Astronomy has long captivated the human imagination, particularly the quest to find planets that resemble Earth in size, composition, and temperature—commonly referred to as Earth-like planets. This search, however, is fraught with challenges. One significant hurdle is that small, rocky planets are notoriously difficult to detect using current planet-hunting techniques, which tend to favor the identification of gas giants. In addition, the temperature of a planet is closely tied to its distance from its host star; for a planet to be considered similar to Earth, it must orbit at a distance comparable to that of Earth’s orbit around the Sun, which takes approximately one year. This requirement means that astronomers face the daunting task of dedicating telescope time to monitor a single star for over a year to confirm the presence of an Earth-like planet.

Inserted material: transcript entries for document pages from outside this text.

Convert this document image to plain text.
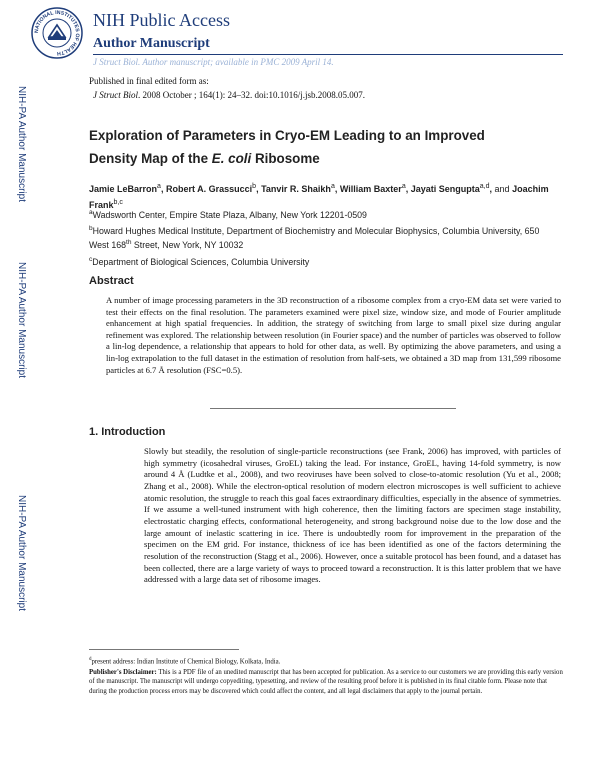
NATIONAL INSTITUTES OF HEALTH
NIH Public Access
Author Manuscript
J Struct Biol. Author manuscript; available in PMC 2009 April 14.
Published in final edited form as:
J Struct Biol. 2008 October ; 164(1): 24–32. doi:10.1016/j.jsb.2008.05.007.
NIH-PA Author Manuscript
NIH-PA Author Manuscript
NIH-PA Author Manuscript
Exploration of Parameters in Cryo-EM Leading to an Improved
Density Map of the E. coli Ribosome
Jamie LeBarron$^a$, Robert A. Grassucci$^b$, Tanvir R. Shaikh$^a$, William Baxter$^a$, Jayati Sengupta$^{a,d}$, and Joachim Frank$^{b,c}$
$^a$Wadsworth Center, Empire State Plaza, Albany, New York 12201-0509
$^b$Howard Hughes Medical Institute, Department of Biochemistry and Molecular Biophysics, Columbia University, 650 West 168th Street, New York, NY 10032
$^c$Department of Biological Sciences, Columbia University
Abstract
A number of image processing parameters in the 3D reconstruction of a ribosome complex from a cryo-EM data set were varied to test their effects on the final resolution. The parameters examined were pixel size, window size, and mode of Fourier amplitude enhancement at high spatial frequencies. In addition, the strategy of switching from large to small pixel size during angular refinement was explored. The relationship between resolution (in Fourier space) and the number of particles was observed to follow a lin-log dependence, a relationship that appears to hold for other data, as well. By optimizing the above parameters, and using a lin-log extrapolation to the full dataset in the estimation of resolution from half-sets, we obtained a 3D map from 131,599 ribosome particles at 6.7 Å resolution (FSC=0.5).
1. Introduction
Slowly but steadily, the resolution of single-particle reconstructions (see Frank, 2006) has improved, with particles of high symmetry (icosahedral viruses, GroEL) taking the lead. For instance, GroEL, having 14-fold symmetry, is now around 4 Å (Ludtke et al., 2008), and two reoviruses have been solved to close-to-atomic resolution (Yu et al., 2008; Zhang et al., 2008). While the electron-optical resolution of modern electron microscopes is well sufficient to achieve atomic resolution, the struggle to reach this goal faces extraordinary difficulties, especially in the absence of symmetries. If we assume a well-tuned instrument with high coherence, then the limiting factors are specimen stage instability, electrostatic charging effects, conformational heterogeneity, and strong background noise due to the low dose and the large amount of inelastic scattering in ice. There is undoubtedly room for improvement in the preparation of the specimen on the EM grid. For instance, thickness of ice has been identified as one of the factors determining the resolution of the reconstruction (Stagg et al., 2006). However, once a suitable protocol has been found, and a dataset has been collected, there are a large variety of ways to proceed toward a reconstruction. It is this latter problem that we have addressed with a large data set of ribosome images.
$^d$present address: Indian Institute of Chemical Biology, Kolkata, India.
Publisher's Disclaimer: This is a PDF file of an unedited manuscript that has been accepted for publication. As a service to our customers we are providing this early version of the manuscript. The manuscript will undergo copyediting, typesetting, and review of the resulting proof before it is published in its final citable form. Please note that during the production process errors may be discovered which could affect the content, and all legal disclaimers that apply to the journal pertain.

To optimize the time and resources spent in the search for Earth-like planets, scientists are on the lookout for innovative strategies to identify stars that warrant thorough observation. A team of astronomers has recently explored whether the observable properties of planetary systems could signal the presence of Earth-like planets. Their research revealed that the arrangement of known planets within a system—combined with factors such as mass, radius, and the distance of the closest planet from its star—could potentially serve as indicators for predicting the existence of habitable, Earth-like worlds.

To test their hypothesis, the astronomers turned to machine learning. They began by compiling a sample set of planetary systems that included both Earth-like planets and systems without them. Typically, astronomers have documented around 5,000 stars that host orbiting exoplanets, a number too limited for effective machine learning training. To overcome this limitation, the research team employed a computational framework known as the Bern model, which simulates the formation of planetary systems.

The Bern model starts with 20 clumps of dust, each measuring approximately 600 meters—around 2,000 feet—in diameter. These clumps provide a starting point for the accumulation of gas and dust, leading to the formation of full-sized planets over a span of approximately 20 million years. The system evolves over an expansive timeline of 10 billion years, culminating in what is termed a synthetic planetary system, which the astronomers incorporated into their dataset. Using the Bern model, they generated 24,365 systems with stars comparable in size to the Sun, along with 14,559 systems around half the Sun’s size, and 14,958 systems orbiting stars one-fifth the size of the Sun. Each group was further subdivided into those containing Earth-like planets and those that did not.

With this significantly expanded dataset, the team then applied a machine learning technique known as the Random Forest model. This model operates by categorizing the planetary systems into two groups: those likely to harbor Earth-like planets and those unlikely to do so. In the Random Forest algorithm, outputs are classified as either true or false, while various components, referred to as trees, make decisions based on different sections of the training dataset. The researchers established that if a planetary system was likely to contain one or more Earth-like planets, it would be deemed “true.” They evaluated the accuracy of their algorithm using a metric called the precision score.

To guide its decision-making, the Random Forest model was programmed to consider specific characteristics of each synthetic planetary system. These included the arrangement of planets that astronomers might realistically observe in analogous real-life systems, the total number of planets present, the count of planets larger than 100 times Earth’s mass, and the size and distance of the closest planet to the star. The team utilized 80% of the synthetic planetary systems for training, reserving the remaining 20% for initial evaluations of their completed algorithm.

The results were promising: the Random Forest model achieved a precision score of 0.99, indicating that it could accurately identify systems housing Earth-like planets 99% of the time. Encouraged by this success, the researchers applied their model to real-world data involving 1,567 stars of similar sizes that are known to have at least one planet in orbit. Out of these candidates, 44 met the algorithm's criteria for potentially possessing an Earth-like planet. Importantly, the researchers noted that most systems in this subset were stable enough to support the presence of an Earth-like planet.

While the team expressed confidence in their model's capability to identify stars that may host Earth-like worlds, they acknowledged several caveats. One limitation is the relatively small size of their training data, as creating synthetic planetary systems is both time-consuming and costly. Perhaps more crucial is their reliance on the Bern model’s assumptions regarding the accuracy of planetary formation simulations. The researchers recommended that the validity of the Bern model be rigorously tested in future theoretical studies to enhance the reliability of their findings.